His smile grew wide. It was loving, kind—but there was a shade of something else there—condescension maybe, amusement. We both turned at the hard scrape of plastic over concrete, Seth was dragging the bodies toward the door. How did he fit into this? I couldn’t believe, hapless as he had seemed back then, affected as he was, that he’d known that night what his role was. He couldn’t have. But then I’d been wrong about so many people, so many things.

“Let’s just move on from here, Zoey,” said Seth, breathless from pulling the bodies. “We’ve all made mistakes.”

“It’s too late for that.”

I backed up, blocking their exit from the warehouse.

“We’re calling the police. This ends here.”

“If you do that, Zoey,” said Mike, “you’re only hurting yourself. You’ll go to jail like the rest of us.”

“So be it.”

A flash in those eyes, a flicker of anger.

“It’ll kill him, you know that. To lose you and me. To understand what I did to your family. He won’t come back from it. He’ll die alone.”

The thought put a vise on my heart.

“Who called him that morning?” I asked, thinking of the call he took. “What upset him so much?”

Mike shook his head. “Beckham had some idea that Paul might know where the money was. He may have called, tried to intimidate him. I thought Beckham was crazy. But turned out, he was right. Paul knew where it was all along. Just left it. Well, not all of it, right? I wondered how he was paying for NYU.”

I didn’t say anything.

“I guess he took his cut after all,” said Mike. “He’s as dirty as the rest of us.”
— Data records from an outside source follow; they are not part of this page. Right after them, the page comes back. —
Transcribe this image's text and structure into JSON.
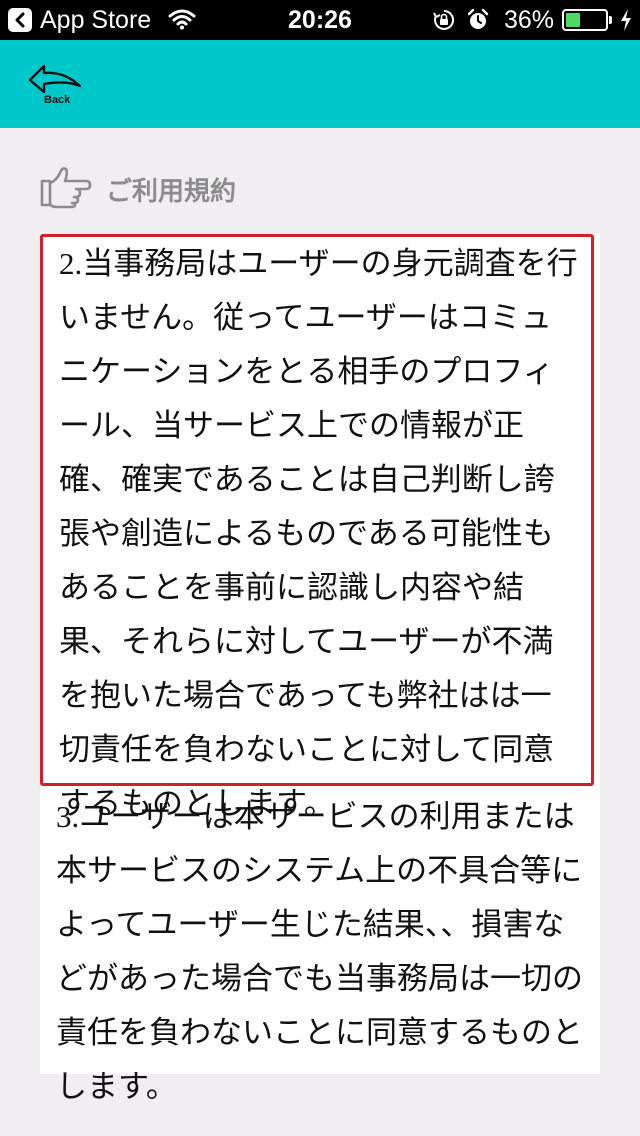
{
  "status_bar": {
    "back_app": "App Store",
    "time": "20:26",
    "battery_percent": "36%",
    "battery_level": 0.36,
    "icons": [
      "back-chevron-icon",
      "wifi-icon",
      "orientation-lock-icon",
      "alarm-icon",
      "battery-icon",
      "charging-bolt-icon"
    ]
  },
  "nav": {
    "back_label": "Back",
    "background_color": "#00c7c9"
  },
  "section": {
    "icon": "pointing-hand-icon",
    "title": "ご利用規約"
  },
  "terms": {
    "clause_2": {
      "number": "2.",
      "text": "当事務局はユーザーの身元調査を行いません。従ってユーザーはコミュニケーションをとる相手のプロフィール、当サービス上での情報が正確、確実であることは自己判断し誇張や創造によるものである可能性もあることを事前に認識し内容や結果、それらに対してユーザーが不満を抱いた場合であっても弊社はは一切責任を負わないことに対して同意するものとします。",
      "highlight_color": "#d0202a"
    },
    "clause_3": {
      "number": "3.",
      "text": "ユーザーは本サービスの利用または本サービスのシステム上の不具合等によってユーザー生じた結果、、損害などがあった場合でも当事務局は一切の責任を負わないことに同意するものとします。"
    }
  }
}
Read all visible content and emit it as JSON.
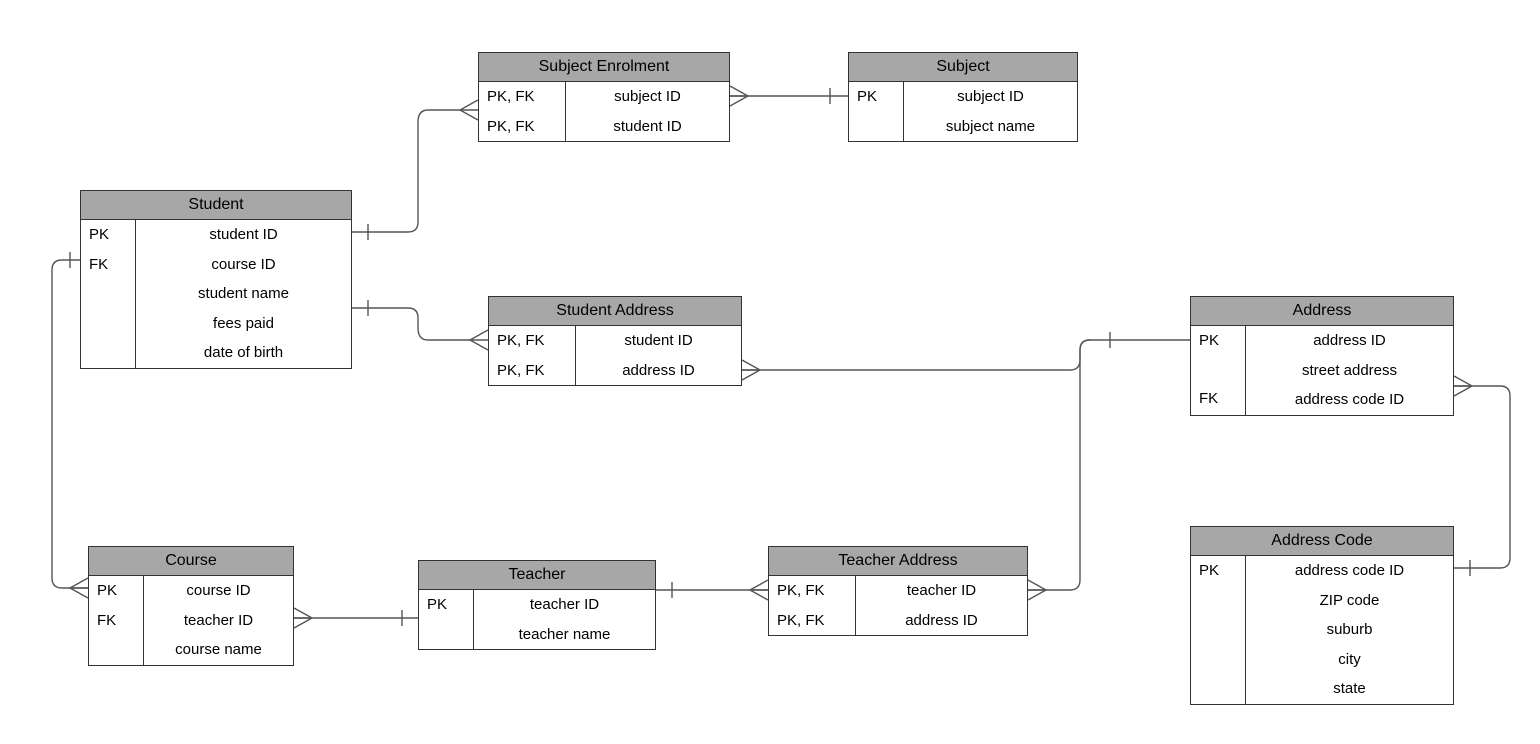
{
  "entities": {
    "student": {
      "title": "Student",
      "keys": [
        "PK",
        "FK",
        "",
        "",
        ""
      ],
      "fields": [
        "student ID",
        "course ID",
        "student name",
        "fees paid",
        "date of birth"
      ]
    },
    "subject_enrolment": {
      "title": "Subject Enrolment",
      "keys": [
        "PK, FK",
        "PK, FK"
      ],
      "fields": [
        "subject ID",
        "student ID"
      ]
    },
    "subject": {
      "title": "Subject",
      "keys": [
        "PK",
        ""
      ],
      "fields": [
        "subject ID",
        "subject name"
      ]
    },
    "student_address": {
      "title": "Student Address",
      "keys": [
        "PK, FK",
        "PK, FK"
      ],
      "fields": [
        "student ID",
        "address ID"
      ]
    },
    "address": {
      "title": "Address",
      "keys": [
        "PK",
        "",
        "FK"
      ],
      "fields": [
        "address ID",
        "street address",
        "address code ID"
      ]
    },
    "course": {
      "title": "Course",
      "keys": [
        "PK",
        "FK",
        ""
      ],
      "fields": [
        "course ID",
        "teacher ID",
        "course name"
      ]
    },
    "teacher": {
      "title": "Teacher",
      "keys": [
        "PK",
        ""
      ],
      "fields": [
        "teacher ID",
        "teacher name"
      ]
    },
    "teacher_address": {
      "title": "Teacher Address",
      "keys": [
        "PK, FK",
        "PK, FK"
      ],
      "fields": [
        "teacher ID",
        "address ID"
      ]
    },
    "address_code": {
      "title": "Address Code",
      "keys": [
        "PK",
        "",
        "",
        "",
        ""
      ],
      "fields": [
        "address code ID",
        "ZIP code",
        "suburb",
        "city",
        "state"
      ]
    }
  }
}
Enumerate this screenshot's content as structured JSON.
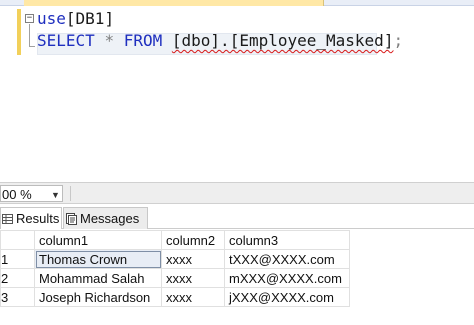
{
  "editor": {
    "line1": {
      "keyword": "use",
      "rest": "[DB1]"
    },
    "line2": {
      "select": "SELECT",
      "star": "*",
      "from": "FROM",
      "object": "[dbo].[Employee_Masked]",
      "terminator": ";"
    }
  },
  "zoom": {
    "value": "00 %"
  },
  "tabs": {
    "results": "Results",
    "messages": "Messages"
  },
  "grid": {
    "columns": [
      "column1",
      "column2",
      "column3"
    ],
    "rows": [
      {
        "index": "1",
        "cells": [
          "Thomas Crown",
          "xxxx",
          "tXXX@XXXX.com"
        ]
      },
      {
        "index": "2",
        "cells": [
          "Mohammad Salah",
          "xxxx",
          "mXXX@XXXX.com"
        ]
      },
      {
        "index": "3",
        "cells": [
          "Joseph Richardson",
          "xxxx",
          "jXXX@XXXX.com"
        ]
      }
    ]
  },
  "colors": {
    "keyword": "#1f2fbf",
    "error_squiggle": "#d81818",
    "gutter_marker": "#f2d05a"
  },
  "icons": {
    "results_tab": "grid-icon",
    "messages_tab": "messages-icon",
    "zoom_dropdown": "chevron-down-icon"
  }
}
The thinker panics. The watcher waits. The Red Hunter acts.

I moved in quick, a hook to his jaw flew in so fast that he never even got a hand up to block. He absorbed the blow with a tilt of his head, lifted a finger to the line of blood that trailed from the corner of his mouth.

“Zoey,” he said. “I’m not going to fight you.”

I took the gun out of my hoodie and his eyes dropped on it. I was aware of Seth to my left. I could hear him breathing

“Where’s your gun?” I asked Mike. “The one you used to kill those two.”